KHARTOUM, Aug 13 (Reuters) An obscure mostly Arab Darfur rebel group said today it had kidnapped 12 Sudanese soldiers and challenged the government to stop mobilising militias to counter the four-year-old revolt in western Sudan.

The group, calling itself the Democratic Popular Front Army (DPFA), said in a statement sent to Reuters that among the captured was officer Ali Mohamed, whose military I D number was 44206.

''This is the first time we have captured government soldiers,'' the DPFA's secretary general, Osama Mohamed al-Hassan, told Reuters.

''We have been marginalised by the government. The government took advantage of our sons and paid them and gave them arms and used them to fight against others,'' he said.

He was referring to the Popular Defence Forces, mobilised by the government to quell revolts in Darfur and during decades of civil war in the south.

''We want them to stop the PDF, to leave people to live their lives and be able to farm and feed their cattle and eat and live in peace,'' he said.

The statement said the attack on Sudanese forces occurred in Soja in Wadi Saleh, in the southern area of West Darfur state, on Saturday.

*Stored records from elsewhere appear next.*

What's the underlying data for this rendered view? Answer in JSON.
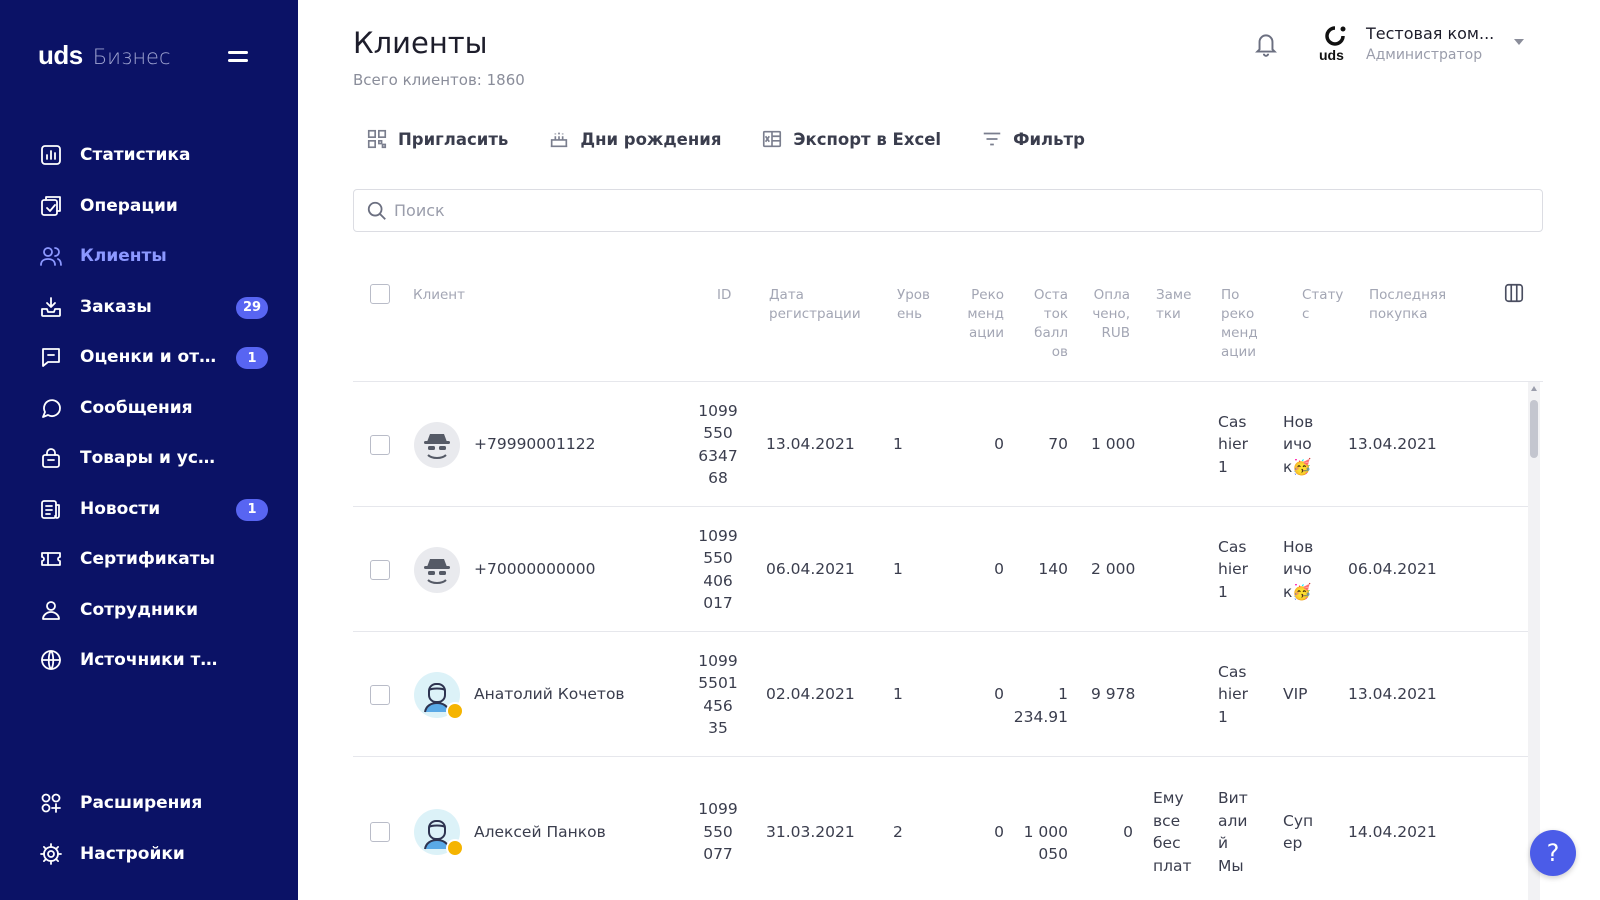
{
  "brand": {
    "logo": "uds",
    "product": "Бизнес"
  },
  "sidebar": {
    "items": [
      {
        "label": "Статистика",
        "icon": "chart-icon"
      },
      {
        "label": "Операции",
        "icon": "operations-icon"
      },
      {
        "label": "Клиенты",
        "icon": "users-icon",
        "active": true
      },
      {
        "label": "Заказы",
        "icon": "orders-icon",
        "badge": "29"
      },
      {
        "label": "Оценки и отзывы",
        "icon": "reviews-icon",
        "badge": "1"
      },
      {
        "label": "Сообщения",
        "icon": "chat-icon"
      },
      {
        "label": "Товары и услуги",
        "icon": "bag-icon"
      },
      {
        "label": "Новости",
        "icon": "news-icon",
        "badge": "1"
      },
      {
        "label": "Сертификаты",
        "icon": "ticket-icon"
      },
      {
        "label": "Сотрудники",
        "icon": "person-icon"
      },
      {
        "label": "Источники трафика",
        "icon": "globe-icon"
      }
    ],
    "bottom": [
      {
        "label": "Расширения",
        "icon": "extensions-icon"
      },
      {
        "label": "Настройки",
        "icon": "gear-icon"
      }
    ]
  },
  "header": {
    "title": "Клиенты",
    "subtitle": "Всего клиентов: 1860",
    "company_name": "Тестовая ком...",
    "company_role": "Администратор",
    "company_logo_text": "uds"
  },
  "toolbar": {
    "invite": "Пригласить",
    "birthdays": "Дни рождения",
    "export": "Экспорт в Excel",
    "filter": "Фильтр"
  },
  "search": {
    "placeholder": "Поиск"
  },
  "table": {
    "columns": {
      "client": "Клиент",
      "id": "ID",
      "reg_date": "Дата\nрегистрации",
      "level": "Уров\nень",
      "recs": "Реко\nменд\nации",
      "balance": "Оста\nток\nбалл\nов",
      "paid": "Опла\nчено,\nRUB",
      "notes": "Заме\nтки",
      "by_rec": "По\nреко\nменд\nации",
      "status": "Стату\nс",
      "last": "Последняя\nпокупка"
    },
    "rows": [
      {
        "name": "+79990001122",
        "avatar": "anon",
        "id": "1099\n550\n6347\n68",
        "reg": "13.04.2021",
        "level": "1",
        "recs": "0",
        "balance": "70",
        "paid": "1 000",
        "notes": "",
        "by_rec": "Cas\nhier\n1",
        "status": "Нов\nичо\nк🥳",
        "last": "13.04.2021"
      },
      {
        "name": "+70000000000",
        "avatar": "anon",
        "id": "1099\n550\n406\n017",
        "reg": "06.04.2021",
        "level": "1",
        "recs": "0",
        "balance": "140",
        "paid": "2 000",
        "notes": "",
        "by_rec": "Cas\nhier\n1",
        "status": "Нов\nичо\nк🥳",
        "last": "06.04.2021"
      },
      {
        "name": "Анатолий Кочетов",
        "avatar": "user",
        "id": "1099\n5501\n456\n35",
        "reg": "02.04.2021",
        "level": "1",
        "recs": "0",
        "balance": "1 234.91",
        "paid": "9 978",
        "notes": "",
        "by_rec": "Cas\nhier\n1",
        "status": "VIP",
        "last": "13.04.2021"
      },
      {
        "name": "Алексей Панков",
        "avatar": "user",
        "id": "1099\n550\n077",
        "reg": "31.03.2021",
        "level": "2",
        "recs": "0",
        "balance": "1 000 050",
        "paid": "0",
        "notes": "Ему\nвсе\nбес\nплат",
        "by_rec": "Вит\nали\nй\nМы",
        "status": "Суп\nер",
        "last": "14.04.2021"
      }
    ]
  },
  "help": {
    "label": "?"
  },
  "colors": {
    "sidebar_bg": "#0b1266",
    "accent": "#5865f2",
    "active_nav": "#8c98ff"
  }
}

''Our forces captured eight military vehicles as well as a large amount of weapons and ammunition and are controlling the area,'' said the statement, which included a British telephone number, an Egyptian number and a thuraya satellite phone number.

A Sudanese army spokesman said he had no immediate comment.

The group said its members came from mostly Arab tribes -- the Rizeigat, Habbaniya, Terjem, Beni Halba, Taasha -- and the non-Arab Fellata tribe. They are mostly based in West and South Darfur states but had some people in the north too.

Mostly non-Arab rebels took up arms in early 2003 accusing the central government of marginalising the remote, arid west.

Khartoum mobilised mostly Arab militias to stem the revolt.

A Sudanese analyst who declined to be named said Arab tribes felt they had been largely ignored in peace talks with the government.

''They have development needs too, and feel they are being labelled the bad guys,'' the analyst said.

''This group is vitally important because it represents a young generation of Darfurian Arabs who refuse to die for a government 1,000 miles away that has always neglected all Darfurians -- Arab and non-Arabs,'' said Julie Flint, co-author of a book on Darfur who has met the group's leader.

''The vast majority of Darfur's Arabs have refused to take sides so far. They may be beginning to come off the fence.'' The International Criminal Court has issued arrest warrants for one militia leader, from the Arab Taasha tribe, and for one junior cabinet minister, accused of conspiring to commit war crimes in Darfur.